Geishas, la fruta prohibida

Las geishas, que ejercen un oficio de más de 400 años, muchas veces son juzgadas bajo el enfoque distorsionado de una mirada occidental y superficial que no comprende la cultura ni la estética japonesas.

La sensualidad de las geishas –geiko, en el dialecto de Kioto–, educadas para exhibir una delicada y sugerente femineidad en la que cada detalle, movimiento, color o gesto tiene un significado, no debe llevar a confundir su labor de refinadas y solícitas acompañantes con el ejercicio de la prostitución.

Las geishas no son prostitutas, ni casi nunca lo han sido. Geisha significa artista –persona (sha) que domina un arte (gei)–, y en el pasado las geishas fueron sólo hombres. En la Antigüedad eran llamadas saburuko o “quienes sirven”.

La geisha es la encarnación de los placeres estéticos y su formación requiere un duro entrenamiento y años de estudio. Aunque su origen las enlaza con las antiguas cortesanas y prostitutas, desde el siglo XVIII su misión era la de cantar y bailar.

En el siglo XII ya había mujeres que actuaban para entretener a los samuráis. En el siglo XVII, cuando el sogún prohibió el kabuki femenino, que provocaba continuas reyertas entre los espectadores, decretando que fuera interpretado en exclusiva por hombres, estas mujeres se convirtieron en instructoras de música o danza en casas de nobles, o en prostitutas.

Los barrios del placer en los que trabajaban fueron denominados en 1661 por el escritor Ryoi Asai ukiyo (“el mundo flotante”), áreas donde se vivía, aunque sólo fuera por unos momentos, una vida hecha de ilusiones. Allí las cortesanas, sensuales, inteligentes y con talento, aprendían música y danza para atraer a los clientes.
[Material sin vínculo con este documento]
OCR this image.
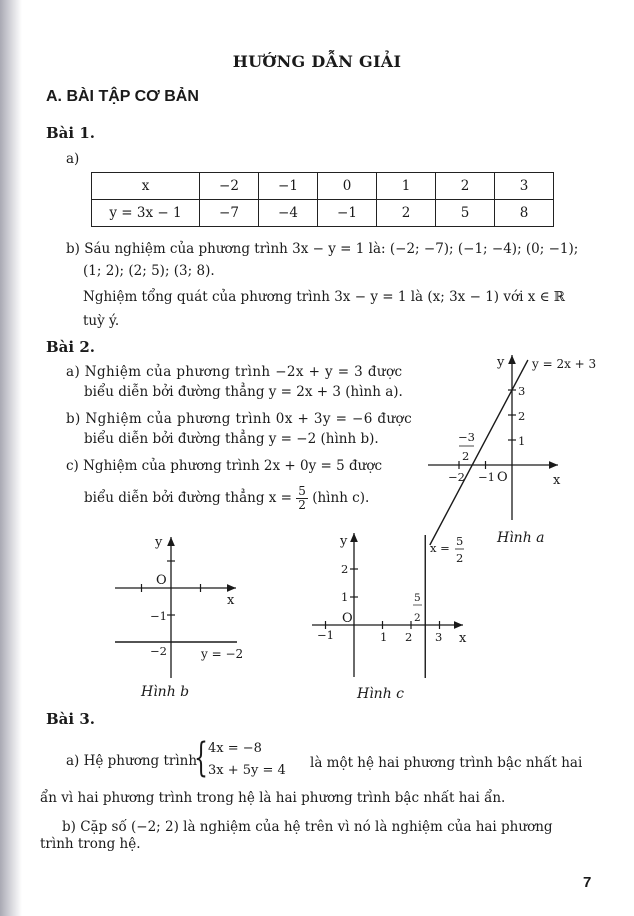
HƯỚNG DẪN GIẢI
A. BÀI TẬP CƠ BẢN
Bài 1.
a)
x	−2	−1	0	1	2	3
y = 3x − 1	−7	−4	−1	2	5	8
b) Sáu nghiệm của phương trình 3x − y = 1 là: (−2; −7); (−1; −4); (0; −1);
(1; 2); (2; 5); (3; 8).
Nghiệm tổng quát của phương trình 3x − y = 1 là (x; 3x − 1) với x ∈ ℝ
tuỳ ý.
Bài 2.
a) Nghiệm của phương trình −2x + y = 3 được
biểu diễn bởi đường thẳng y = 2x + 3 (hình a).
b) Nghiệm của phương trình 0x + 3y = −6 được
biểu diễn bởi đường thẳng y = −2 (hình b).
c) Nghiệm của phương trình 2x + 0y = 5 được
biểu diễn bởi đường thẳng $x = \frac{5}{2}$ (hình c).
y
x
O
y = 2x + 3
−2 −1
1
2
3
−3
2
Hình a
y
x
O
−1
−2	y = −2
Hình b
y
x
O
−1	1 2 3
1
2
5
2
x = 5
2
Hình c
Bài 3.
a) Hệ phương trình
{ 4x = −8
3x + 5y = 4 là một hệ hai phương trình bậc nhất hai
ẩn vì hai phương trình trong hệ là hai phương trình bậc nhất hai ẩn.
b) Cặp số (−2; 2) là nghiệm của hệ trên vì nó là nghiệm của hai phương
trình trong hệ.
7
Sensuales acompañantes y artistas

La primera mujer que se autodenominó geisha, Kikuya –una meretriz del barrio de Fukawaya, en Edo–, decidió dignificar su oficio valiéndose de su arte para el canto y la danza. Así, las geishas consiguieron ser más valoradas, e incluso deseadas, que sus predecesoras, las cortesanas.

En el siglo XIX el proceso era el siguiente: un hombre pasaba la noche en una casa de té, varias geishas llenaban su vaso y le entretenían conversando y con danzas y cantos. Entre sus funciones también estaba la de flirtear, pero si más tarde el cliente decidía ir a un burdel, la geisha se retiraba cuando la pareja entraba en el dormitorio.

La ocupación estadounidense de Japón tras la Segunda Guerra Mundial contribuyó a confundir el papel de la geisha: los soldados llamaban así a las prostitutas y ellas se hacían llamar así para ofrecer sus servicios.

A pesar de todo, una geisha podía tener amantes y contar también con la protección de un danna, el mecenas o amante oficial que costeaba su vestuario, así como los gastos de su aprendizaje. En la actualidad es prácticamente imposible encontrar un danna y la compañía de una geisha se solicita nada más para agasajar a clientes importantes o extranjeros.